Thursday, December 1, 2011

Bobs, Part 6a

Bobby Blake. That's who this is about. But I have a little back story to tell first.

The Washington School playground was my summer home until I moved on to Junior High. During the summer between fifth and sixth grades, I pitched the softball game Washington School played against Grant Elementary.

This was not done. A girl on the team, and the pitcher.

It would be unusual enough if I played on the team in our own summer softball games. But this was a game between two schools in the city. Not done.

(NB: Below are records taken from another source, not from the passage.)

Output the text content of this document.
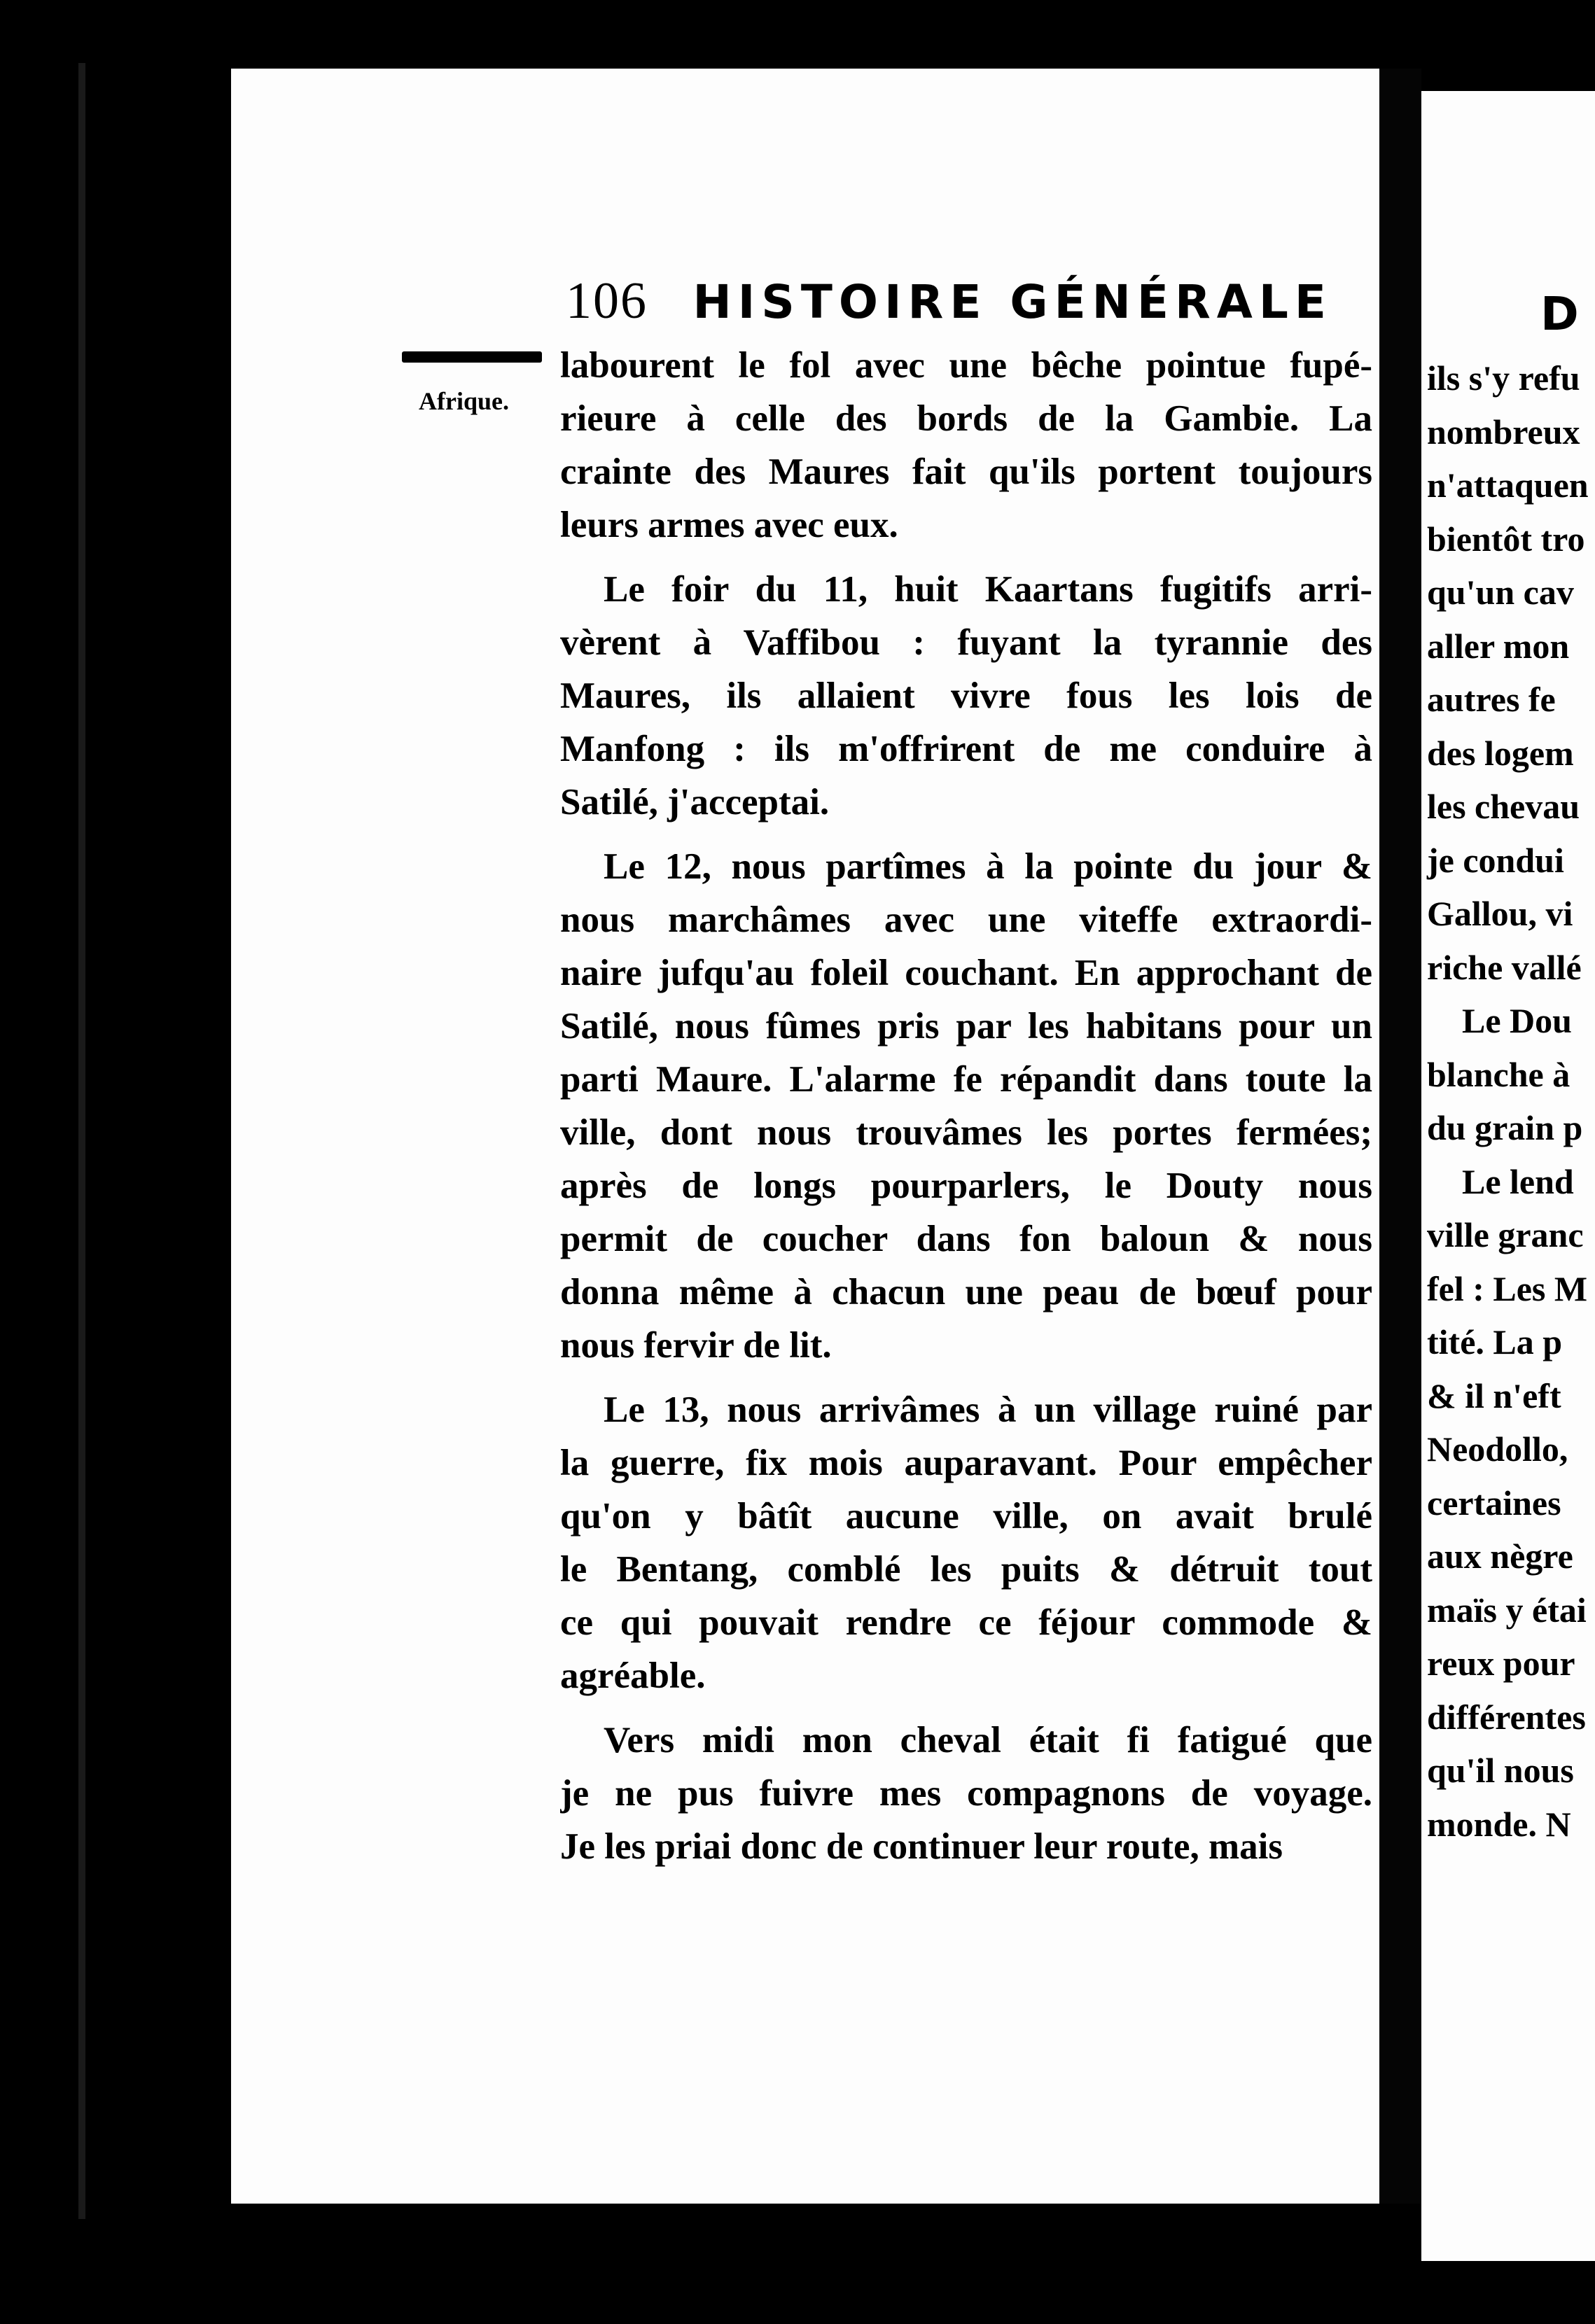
D
ils s'y refu
nombreux
n'attaquen
bientôt tro
qu'un cav
aller mon
autres fe
des logem
les chevau
je condui
Gallou, vi
riche vallé
Le Dou
blanche à
du grain p
Le lend
ville granc
fel : Les M
tité. La p
& il n'eft
Neodollo,
certaines
aux nègre
maïs y étai
reux pour
différentes
qu'il nous
monde. N
106 HISTOIRE GÉNÉRALE
Afrique.
labourent le fol avec une bêche pointue fupé-
rieure à celle des bords de la Gambie. La
crainte des Maures fait qu'ils portent toujours
leurs armes avec eux.
Le foir du 11, huit Kaartans fugitifs arri-
vèrent à Vaffibou : fuyant la tyrannie des
Maures, ils allaient vivre fous les lois de
Manfong : ils m'offrirent de me conduire à
Satilé, j'acceptai.
Le 12, nous partîmes à la pointe du jour &
nous marchâmes avec une viteffe extraordi-
naire jufqu'au foleil couchant. En approchant de
Satilé, nous fûmes pris par les habitans pour un
parti Maure. L'alarme fe répandit dans toute la
ville, dont nous trouvâmes les portes fermées;
après de longs pourparlers, le Douty nous
permit de coucher dans fon baloun & nous
donna même à chacun une peau de bœuf pour
nous fervir de lit.
Le 13, nous arrivâmes à un village ruiné par
la guerre, fix mois auparavant. Pour empêcher
qu'on y bâtît aucune ville, on avait brulé
le Bentang, comblé les puits & détruit tout
ce qui pouvait rendre ce féjour commode &
agréable.
Vers midi mon cheval était fi fatigué que
je ne pus fuivre mes compagnons de voyage.
Je les priai donc de continuer leur route, mais
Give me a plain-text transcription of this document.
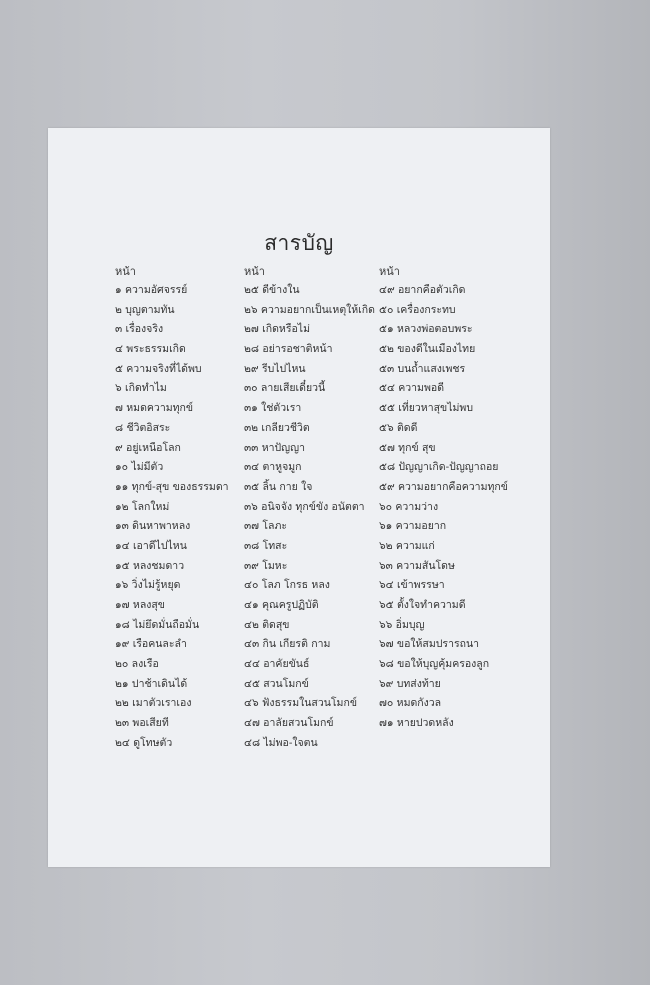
สารบัญ
หน้า
๑ ความอัศจรรย์
๒ บุญตามทัน
๓ เรื่องจริง
๔ พระธรรมเกิด
๕ ความจริงที่ได้พบ
๖ เกิดทำไม
๗ หมดความทุกข์
๘ ชีวิตอิสระ
๙ อยู่เหนือโลก
๑๐ ไม่มีตัว
๑๑ ทุกข์-สุข ของธรรมดา
๑๒ โลกใหม่
๑๓ ดินหาพาหลง
๑๔ เอาดีไปไหน
๑๕ หลงชมดาว
๑๖ วิ่งไม่รู้หยุด
๑๗ หลงสุข
๑๘ ไม่ยึดมั่นถือมั่น
๑๙ เรือคนละลำ
๒๐ ลงเรือ
๒๑ ปาช้าเดินได้
๒๒ เมาตัวเราเอง
๒๓ พอเสียที
๒๔ ดูโทษตัว
หน้า
๒๕ ดีข้างใน
๒๖ ความอยากเป็นเหตุให้เกิด
๒๗ เกิดหรือไม่
๒๘ อย่ารอชาติหน้า
๒๙ รีบไปไหน
๓๐ ลายเสียเดี๋ยวนี้
๓๑ ใช่ตัวเรา
๓๒ เกลียวชีวิต
๓๓ หาปัญญา
๓๔ ตาหูจมูก
๓๕ ลิ้น กาย ใจ
๓๖ อนิจจัง ทุกข์ขัง อนัตตา
๓๗ โลภะ
๓๘ โทสะ
๓๙ โมหะ
๔๐ โลภ โกรธ หลง
๔๑ คุณครูปฏิบัติ
๔๒ ติดสุข
๔๓ กิน เกียรติ กาม
๔๔ อาคัยขันธ์
๔๕ สวนโมกข์
๔๖ ฟังธรรมในสวนโมกข์
๔๗ อาลัยสวนโมกข์
๔๘ ไม่พอ-ใจตน
หน้า
๔๙ อยากคือตัวเกิด
๕๐ เครื่องกระทบ
๕๑ หลวงพ่อตอบพระ
๕๒ ของดีในเมืองไทย
๕๓ บนถ้ำแสงเพชร
๕๔ ความพอดี
๕๕ เที่ยวหาสุขไม่พบ
๕๖ ติดดี
๕๗ ทุกข์ สุข
๕๘ ปัญญาเกิด-ปัญญาถอย
๕๙ ความอยากคือความทุกข์
๖๐ ความว่าง
๖๑ ความอยาก
๖๒ ความแก่
๖๓ ความสันโดษ
๖๔ เข้าพรรษา
๖๕ ตั้งใจทำความดี
๖๖ อิ่มบุญ
๖๗ ขอให้สมปรารถนา
๖๘ ขอให้บุญคุ้มครองลูก
๖๙ บทส่งท้าย
๗๐ หมดกังวล
๗๑ หายปวดหลัง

Maybe I was a pioneer. I know I was scared. But Coach Hillen talked me into it. He knew I could do it, he said, and I had just enough guts to try. He was the real pioneer, an enlightened man, ahead of his time--whatever else I can say to show the absolute unheardofness of it. I never knew of any other girl being given such an opportunity in 1951.

Grant's team got two hits off me and no runs. Probably I pitched so slow that they were through swinging before the ball reached the plate. Actually they did hit the ball, but the team behind me was very good. Martin Goldman, Chick Epstein, Louis Gradillas, Bobby Clark, and others--they were good and good to me. They were my friends.

Bobby Blake was also on that team, and he started liking me that summer. Before that game, I think. That's the way it happened, you know. Someone could start liking someone, or stop liking someone, just like that. I did not know how Bobby felt about me, but he started showing up on his bike at places on my walk home from the playground.

That should have told me something.

And I think he invited me to come to his house, but I would never go because he was new in school the year before and because he lived down on Marine Street. I never went down there before I knew Bobby, and I wasn't going now.

Summer ended with nothing established between us.